Uganda, South Sudan moot electricity and road connectivity

The Government of Uganda and that of South Sudan are in discussion on infrastructure projects that will see joint electricity and road connectivity between the two countries.

Speaking in Juba recently, Dhieu Mathok,, South Sudan’s Minister for Energy and Dams, said the two governments have been in discussion regarding the projects and that an MoU is due to be signed soon between Juba and Kampala.

Monica Azuba Ntege, Uganda’s Minister of Works and Transport confirmed that the two countries agreed on technical cooperation on cross-border electrification and transport to promote trade and development through improved connectivity.

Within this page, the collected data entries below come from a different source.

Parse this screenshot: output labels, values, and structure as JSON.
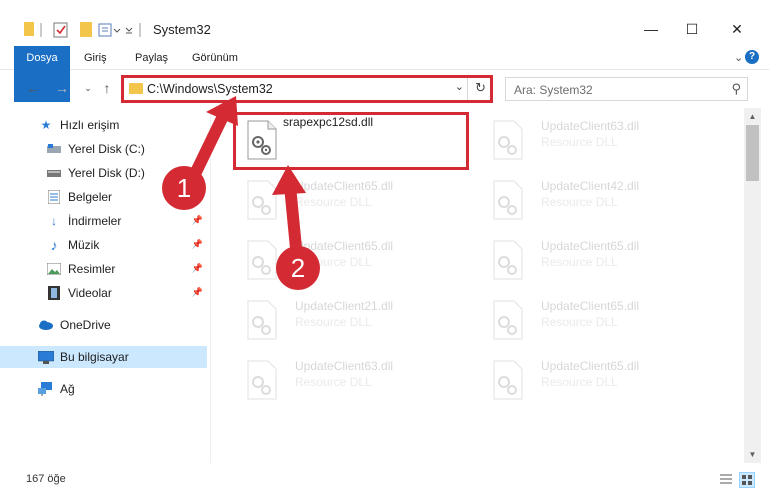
{
  "window": {
    "title": "System32",
    "minimize": "—",
    "maximize": "☐",
    "close": "✕"
  },
  "ribbon": {
    "tabs": [
      "Dosya",
      "Giriş",
      "Paylaş",
      "Görünüm"
    ],
    "expand": "⌄",
    "help": "?"
  },
  "address": {
    "path": "C:\\Windows\\System32",
    "search_placeholder": "Ara: System32"
  },
  "sidebar": {
    "items": [
      {
        "label": "Hızlı erişim",
        "icon": "star-icon"
      },
      {
        "label": "Yerel Disk (C:)",
        "icon": "drive-icon"
      },
      {
        "label": "Yerel Disk (D:)",
        "icon": "drive-icon"
      },
      {
        "label": "Belgeler",
        "icon": "documents-icon"
      },
      {
        "label": "İndirmeler",
        "icon": "download-icon"
      },
      {
        "label": "Müzik",
        "icon": "music-icon"
      },
      {
        "label": "Resimler",
        "icon": "pictures-icon"
      },
      {
        "label": "Videolar",
        "icon": "videos-icon"
      },
      {
        "label": "OneDrive",
        "icon": "cloud-icon"
      },
      {
        "label": "Bu bilgisayar",
        "icon": "computer-icon"
      },
      {
        "label": "Ağ",
        "icon": "network-icon"
      }
    ]
  },
  "files": {
    "main": {
      "name": "srapexpc12sd.dll"
    },
    "faded": [
      {
        "name": "UpdateClient63.dll",
        "type": "Resource DLL"
      },
      {
        "name": "UpdateClient65.dll",
        "type": "Resource DLL"
      },
      {
        "name": "UpdateClient42.dll",
        "type": "Resource DLL"
      },
      {
        "name": "UpdateClient65.dll",
        "type": "Resource DLL"
      },
      {
        "name": "UpdateClient65.dll",
        "type": "Resource DLL"
      },
      {
        "name": "UpdateClient21.dll",
        "type": "Resource DLL"
      },
      {
        "name": "UpdateClient65.dll",
        "type": "Resource DLL"
      },
      {
        "name": "UpdateClient63.dll",
        "type": "Resource DLL"
      },
      {
        "name": "UpdateClient65.dll",
        "type": "Resource DLL"
      }
    ]
  },
  "status": {
    "count": "167 öğe"
  },
  "annotations": {
    "step1": "1",
    "step2": "2",
    "color": "#d42a33"
  }
}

Under the agreement electricity, transmission infrastructure will be built between Uganda and the Southern Sudanese towns of Nimule and Kaya, which Uganda will supply with electricity. Under the same arrangement, a road connection between Uganda-Nimule and Kaya will also be done. Kaya  is on the border between Uganda, South Sudan and the Democratic Republic of Congo. The road will therefore open up a new trade corridor between Uganda, the Democratic Republic of Congo and South Sudan.

Simon D’Ujanga, Uganda’s State Minister for Energy, was recently quoted by Chinese news agencies as saying Uganda plans to construct a 400KW of power transmission line into South Sudan to ease trade.

Uganda is currently constructing Karuma power dam in northern Uganda, which is expected to be ready by the end of 2018, and will generate 600MW of electricity. Another power dam is planned in Agago, also in northern Uganda.

Sudan is Uganda’s biggest regional market consuming up to US1 million annually worth of manufactured goods, agricultural products and services. The power and road connectivity will therefore stimulate further economic activity between northern Uganda and south Sudan.

“We want our goods to move freely on the roads. So we have agreed to discuss how to work together so that we can give opportunity to the people of the two countries to enjoy the resources that we have,” Rebecca Joshua, South Sudan’s Minister of Roads and Bridges, said.

“This will help very much in integrating our countries and at the same time in the development of the areas in connectivity, tourism, trade and access to market,” Ntege said.